The “ABC’s” of Floor Noise Reduction

Office Carpet

Carpet is often in stalled in office spaces to help control sound.

The ABCs of acoustics refers to three strategies of managing noise at work: absorption, blockage, and coverage. Noise is not simply a source in the workplace — it is also a question of how sounds reverberate and flow in a specific area.  Here are 3 principles for reducing the noise from your floor.

Floor Noise Reduction: A is for Absorb

The issue is resolved if an unwanted sound is appropriately absorbed before it reaches the listener’s ears. This can be a very simple or complicated solution depending upon the sound and the results desired.

Carpets are a good choice for the floor, especially if yours is covered in hard surfaces. Various sound-absorbing materials and decorations may be easily implemented into a workplace without sacrificing style and aesthetics for walls, decorations, accessories, and furniture.

Floor Noise Reduction: B is for Block

Carpet with acoustics

Adding a throw rug and acoustic panels can help to absorb sound

Blocking sound can be accomplished by using passive construction techniques. Extra layers of drywall – not the same thickness – with staggered joints may be required in commercial settings. It could refer to walls built to meet at the slab and deck, with proper glue and caulking methods used on the joints. Soundproofing can also be accomplished with solid or other acoustic doors rather than utility doors. Similarly, choosing the right ceiling material is critical.

Sound blocking manages noise by the avoidance of noises.
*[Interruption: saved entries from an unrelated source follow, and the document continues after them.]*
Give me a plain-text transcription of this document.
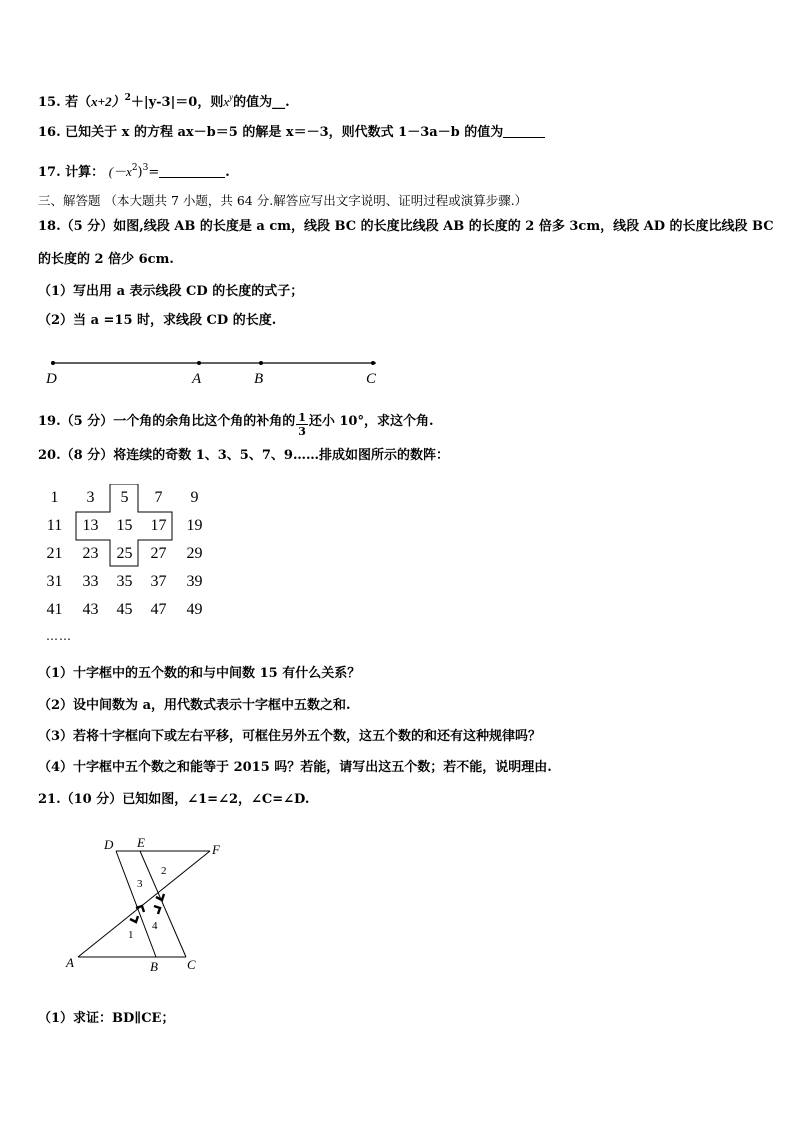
15. 若$(x+2)^2+|y-3|=0$，则$x^y$的值为__.
16. 已知关于 x 的方程 ax－b＝5 的解是 x＝－3，则代数式 1－3a－b 的值为
17. 计算： $(-x^2)^3=$	.
三、解答题 （本大题共 7 小题，共 64 分.解答应写出文字说明、证明过程或演算步骤.）
18.（5 分）如图,线段 AB 的长度是 a cm，线段 BC 的长度比线段 AB 的长度的 2 倍多 3cm，线段 AD 的长度比线段 BC
的长度的 2 倍少 6cm.
（1）写出用 a 表示线段 CD 的长度的式子；
（2）当 a =15 时，求线段 CD 的长度.
D	A	B	C
19.（5 分）一个角的余角比这个角的补角的 $\frac{1}{3}$ 还小 10°，求这个角.
20.（8 分）将连续的奇数 1、3、5、7、9……排成如图所示的数阵：
1	3	5	7	9
11	13	15	17	19
21	23	25	27	29
31	33	35	37	39
41	43	45	47	49
……
（1）十字框中的五个数的和与中间数 15 有什么关系？
（2）设中间数为 a，用代数式表示十字框中五数之和.
（3）若将十字框向下或左右平移，可框住另外五个数，这五个数的和还有这种规律吗？
（4）十字框中五个数之和能等于 2015 吗？若能，请写出这五个数；若不能，说明理由.
21.（10 分）已知如图，∠1=∠2，∠C=∠D.
D E	F
A	B C
1
2
3
4
（1）求证：BD∥CE；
This is possible in certain tranquil locations (like trains and libraries do). Blocking sounds in selected regions and segregating noise from calmer activities helps manage noise in an open office and increase voice privacy.

Floor Noise Reduction: C is for Cover

For years, sound masking in open workplace settings has been gaining popularity. Sound Masking systems in open offices `mask” background noise by emitting sound from speakers in the ceiling (or, in some cases, a raised floor) that matches the frequency of voices.


Some office and retail spaces play music or other background noises to help make ambient noise less noticeable

It’s all about limiting our ability to piece together intelligible word fragments so that the brain can focus on work rather than being distracted by understandable discussions. Our omnidirectional ears always search our surroundings for clues that could help us fight or flight as part of our ancient inherited protective system.